Victorians loved their tea! The tradition of teatime was a mainstay of life at Wilderstein, and we are pleased to present this virtual exhibition featuring a selection of teapots from our collection.
William IV style porcelain teapot, circa 1825. This piece is part of a service which includes a matching sugar bowl, creamer, cake plates, and cups. Low, ovoid teapot with curved spout and high c-curve handle. A wide band of roses on a gilt background “rouge de fer” encircles the body of the pot as well as the spout. From the Wilderstein collection.
This large pewter teapot was made by the Taunton Britannia Manufacturing Company in the 1830s and holds six cups. Handle, thumbpiece, and finial are carved wood designed to match the whimsical Moorish design of the body. Thumbpiece is prominent on the handle to provide stability when pouring. The body rests on a tall pedestal. From the Wilderstein collection.
A fine circa 1870 porcelain teapot with scalloped shoulders, an ornately scrolled-shaped handle, and small thumbpiece. The glaze is a pure white with a deep rose band circling the body. The gilding in a leaf pattern on the spout adds to its elegance. From the Wilderstein collection.
Made by Tressemann & Vogt of Limoges, France circa 1900. The spherical shape is known as “round pearl.” Decorated with purple violets on a white background, the yellow spout and vine-like handle have gilded accents. In Victorian culture, flowers were the language of love. A white violet symbolized “innocence” and a purple violet conveyed the giver’s “thoughts were occupied with love” of the recipient. From the Wilderstein collection.
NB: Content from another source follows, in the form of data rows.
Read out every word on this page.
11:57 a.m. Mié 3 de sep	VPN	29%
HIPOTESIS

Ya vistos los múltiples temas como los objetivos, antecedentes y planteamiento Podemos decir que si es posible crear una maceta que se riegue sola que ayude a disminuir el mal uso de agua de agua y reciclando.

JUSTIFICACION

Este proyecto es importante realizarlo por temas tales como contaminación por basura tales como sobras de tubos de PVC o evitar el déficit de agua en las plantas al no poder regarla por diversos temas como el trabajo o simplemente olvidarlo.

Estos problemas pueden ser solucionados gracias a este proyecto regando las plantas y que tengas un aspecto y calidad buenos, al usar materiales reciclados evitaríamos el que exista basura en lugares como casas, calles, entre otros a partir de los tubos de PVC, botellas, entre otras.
This unusually shaped teapot is a favorite and was used by Margaret (Daisy) Suckley when hosting afternoon tea in the video shown to visitors. The teapot is hand-painted with violets on a white background and the handle has thin gold stripes which highlight the geometric shape. In the late nineteenth century, Rhinebeck was growing and shipping millions of violets weekly for corsages and gifts. By the 1920s, Rhinebeck was known as the “Violet Capital of the World.” From the Wilderstein collection.
A cream-colored Taylor, Smith & Taylor teapot made in Chester, West Virginia. The company was a major producer of dinnerware sold in department stores, five-and-dimes, hardware stores, and through catalogs from the 1940s through the 1960s. This simple but lovely teapot was used at Wilderstein as an everyday piece. From the Wilderstein collection.
Margaret (Daisy) Suckley pouring tea at Wilderstein, 1976.